On 16 December, the new Mongolian president Ukhnaagiin Khurelsukh visited Moscow, his first foreign trip since he was elected in June. This visit falls against a backdrop of irritation on the part of the Kremlin, which is upset by increased American zeal in Ulaanbaatar, its traditional ally. Washington has been making no secret of its new status as a member of the International Monetary Fund’s (IMF) steering committee for the Caucasus, Central Asia and Mongolia Regional Capacity Building Centre (CCAMTAC), and the US has even promised generous funding for this centre. In the face of this American charm-offensive, on 7 December, as Washington was participating in its first IMF steering committee meeting in Almaty, Moscow hastily dispatched its spymaster Nikolai Patrushev, the Secretary General of the National Security Council, to the Mongolian capital.
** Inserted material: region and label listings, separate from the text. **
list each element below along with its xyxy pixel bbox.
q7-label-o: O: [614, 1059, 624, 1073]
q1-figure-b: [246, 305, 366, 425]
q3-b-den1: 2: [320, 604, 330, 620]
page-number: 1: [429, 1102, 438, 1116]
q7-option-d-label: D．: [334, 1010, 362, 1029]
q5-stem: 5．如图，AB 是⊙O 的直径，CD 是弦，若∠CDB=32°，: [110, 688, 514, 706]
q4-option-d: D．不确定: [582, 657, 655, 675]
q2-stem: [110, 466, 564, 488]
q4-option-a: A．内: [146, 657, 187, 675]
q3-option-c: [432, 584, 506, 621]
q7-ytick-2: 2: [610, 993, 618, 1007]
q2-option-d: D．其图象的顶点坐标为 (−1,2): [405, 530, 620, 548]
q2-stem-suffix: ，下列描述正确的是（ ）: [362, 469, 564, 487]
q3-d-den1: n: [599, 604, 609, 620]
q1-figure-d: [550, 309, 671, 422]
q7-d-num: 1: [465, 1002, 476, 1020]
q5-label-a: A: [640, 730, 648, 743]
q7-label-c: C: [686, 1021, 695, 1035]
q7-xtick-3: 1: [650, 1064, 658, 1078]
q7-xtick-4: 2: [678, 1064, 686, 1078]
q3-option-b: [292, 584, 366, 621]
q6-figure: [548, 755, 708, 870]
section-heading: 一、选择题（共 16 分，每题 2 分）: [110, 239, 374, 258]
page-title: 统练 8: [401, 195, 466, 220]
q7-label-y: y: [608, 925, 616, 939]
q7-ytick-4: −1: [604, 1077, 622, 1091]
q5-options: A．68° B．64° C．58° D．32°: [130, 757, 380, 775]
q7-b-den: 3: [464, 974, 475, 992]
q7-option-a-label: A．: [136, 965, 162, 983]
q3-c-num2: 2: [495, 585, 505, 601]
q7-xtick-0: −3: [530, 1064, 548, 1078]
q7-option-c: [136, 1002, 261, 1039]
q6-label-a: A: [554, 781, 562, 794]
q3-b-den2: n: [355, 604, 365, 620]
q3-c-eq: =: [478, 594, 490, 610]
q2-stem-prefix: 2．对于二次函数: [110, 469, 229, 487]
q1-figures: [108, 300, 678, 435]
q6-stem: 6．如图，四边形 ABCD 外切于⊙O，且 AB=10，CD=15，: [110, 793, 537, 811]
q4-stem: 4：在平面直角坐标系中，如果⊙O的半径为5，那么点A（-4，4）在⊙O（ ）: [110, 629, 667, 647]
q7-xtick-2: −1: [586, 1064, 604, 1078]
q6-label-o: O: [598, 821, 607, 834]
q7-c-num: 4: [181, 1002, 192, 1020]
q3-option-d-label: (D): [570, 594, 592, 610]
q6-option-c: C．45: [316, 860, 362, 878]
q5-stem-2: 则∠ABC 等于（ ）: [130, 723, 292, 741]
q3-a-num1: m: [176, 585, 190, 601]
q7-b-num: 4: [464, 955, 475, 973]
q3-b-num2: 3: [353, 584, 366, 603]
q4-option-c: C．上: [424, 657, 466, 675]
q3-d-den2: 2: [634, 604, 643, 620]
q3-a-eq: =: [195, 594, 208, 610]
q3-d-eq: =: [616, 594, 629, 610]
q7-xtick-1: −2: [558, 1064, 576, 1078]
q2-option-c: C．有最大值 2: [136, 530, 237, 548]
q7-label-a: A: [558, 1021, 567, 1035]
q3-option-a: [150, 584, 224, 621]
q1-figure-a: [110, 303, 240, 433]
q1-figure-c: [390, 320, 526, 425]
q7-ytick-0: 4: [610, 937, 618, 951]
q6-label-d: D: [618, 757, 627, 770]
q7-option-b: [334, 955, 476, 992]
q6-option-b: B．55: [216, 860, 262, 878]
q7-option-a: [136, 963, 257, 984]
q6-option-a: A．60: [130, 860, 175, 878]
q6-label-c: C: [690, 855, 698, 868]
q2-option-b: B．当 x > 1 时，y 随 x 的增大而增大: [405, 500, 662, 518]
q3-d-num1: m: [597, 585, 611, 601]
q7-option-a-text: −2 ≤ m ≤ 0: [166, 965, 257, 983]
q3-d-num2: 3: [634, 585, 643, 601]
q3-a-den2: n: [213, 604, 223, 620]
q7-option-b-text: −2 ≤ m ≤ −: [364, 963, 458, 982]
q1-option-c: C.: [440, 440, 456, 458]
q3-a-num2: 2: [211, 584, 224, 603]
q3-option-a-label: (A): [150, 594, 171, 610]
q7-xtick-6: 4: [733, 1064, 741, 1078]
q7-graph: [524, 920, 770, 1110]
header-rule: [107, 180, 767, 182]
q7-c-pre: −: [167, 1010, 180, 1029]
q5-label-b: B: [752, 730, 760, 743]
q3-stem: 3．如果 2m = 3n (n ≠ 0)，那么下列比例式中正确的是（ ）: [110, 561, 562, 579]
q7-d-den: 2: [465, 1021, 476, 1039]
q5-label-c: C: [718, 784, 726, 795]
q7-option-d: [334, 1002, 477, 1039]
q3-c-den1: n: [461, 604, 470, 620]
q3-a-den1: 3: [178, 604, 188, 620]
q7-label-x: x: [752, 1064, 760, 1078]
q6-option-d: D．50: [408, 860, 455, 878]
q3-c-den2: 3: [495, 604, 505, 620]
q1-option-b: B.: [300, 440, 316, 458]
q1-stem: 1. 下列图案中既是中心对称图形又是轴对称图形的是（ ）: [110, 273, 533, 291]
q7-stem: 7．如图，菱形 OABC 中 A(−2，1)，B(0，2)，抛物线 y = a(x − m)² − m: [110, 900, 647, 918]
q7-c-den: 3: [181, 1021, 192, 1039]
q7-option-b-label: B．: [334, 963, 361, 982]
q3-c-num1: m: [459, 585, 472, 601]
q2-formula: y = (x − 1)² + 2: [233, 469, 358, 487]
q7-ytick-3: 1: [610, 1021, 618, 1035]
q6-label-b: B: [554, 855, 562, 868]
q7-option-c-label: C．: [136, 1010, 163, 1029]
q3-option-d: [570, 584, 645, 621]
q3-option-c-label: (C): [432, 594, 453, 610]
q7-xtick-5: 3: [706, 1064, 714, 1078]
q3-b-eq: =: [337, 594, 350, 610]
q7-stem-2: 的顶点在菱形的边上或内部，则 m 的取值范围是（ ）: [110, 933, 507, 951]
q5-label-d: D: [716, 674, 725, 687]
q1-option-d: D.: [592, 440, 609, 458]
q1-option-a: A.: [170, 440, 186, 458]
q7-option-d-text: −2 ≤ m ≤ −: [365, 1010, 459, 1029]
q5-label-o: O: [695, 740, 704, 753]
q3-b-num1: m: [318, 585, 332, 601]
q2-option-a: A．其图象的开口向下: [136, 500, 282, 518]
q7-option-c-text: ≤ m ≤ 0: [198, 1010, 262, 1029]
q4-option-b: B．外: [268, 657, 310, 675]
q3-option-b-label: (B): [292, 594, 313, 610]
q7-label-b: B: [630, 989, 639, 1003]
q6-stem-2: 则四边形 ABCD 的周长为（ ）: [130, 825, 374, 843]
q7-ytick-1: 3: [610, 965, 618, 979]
Moscow, Beijing and the Eurasian project
During his Moscow trip Patrushev reviewed points of bilateral security cooperation at great length with his counterpart Zhadambyn Enkbayar, appointed to this post on 25 June. Patrushev, former head of the FSB, the domestic intelligence service, told his interlocutor of the Kremlin’s strong wish for the Russian-Mongolian relationship to be revived, both economically and politically. He also included Beijing in this regional agreement – China’s intelligence services were widely praised by Sergei Narychkin, the head of the SVR, Russia’s foreign intelligence, during an interview given on 15 December to the weekly newspaper Argumenty i Fakty.
As part of this regional agreement, Ulaanbaatar was also promised renewed support from Moscow for the strategic economic corridor between the three countries. The project is of great structural importance for Mongolia, which is landlocked between China and Russia. It is intended as a replica, on a regional scale, of the huge Chinese Belt & Road Initiative. In addition to the future Soyuz Vostok gas pipeline operated by Russia’s Gazprom, which is backed by the corridor project, the promises of infrastructure – including railways – should attract investors from Moscow and Beijing to Mongolia. At the same time it would further cement the relationship between these two giants that are gradually increasing their cooperation in several areas including their anti-American state narrative.
In addition to these recent visits, the Russian-Mongolian relationship has been boosted in the last fortnight by Olziisaikhany Enkhtuvshin, the country’s former deputy prime minister, being appointed as Mongolia’s ambassador to Moscow.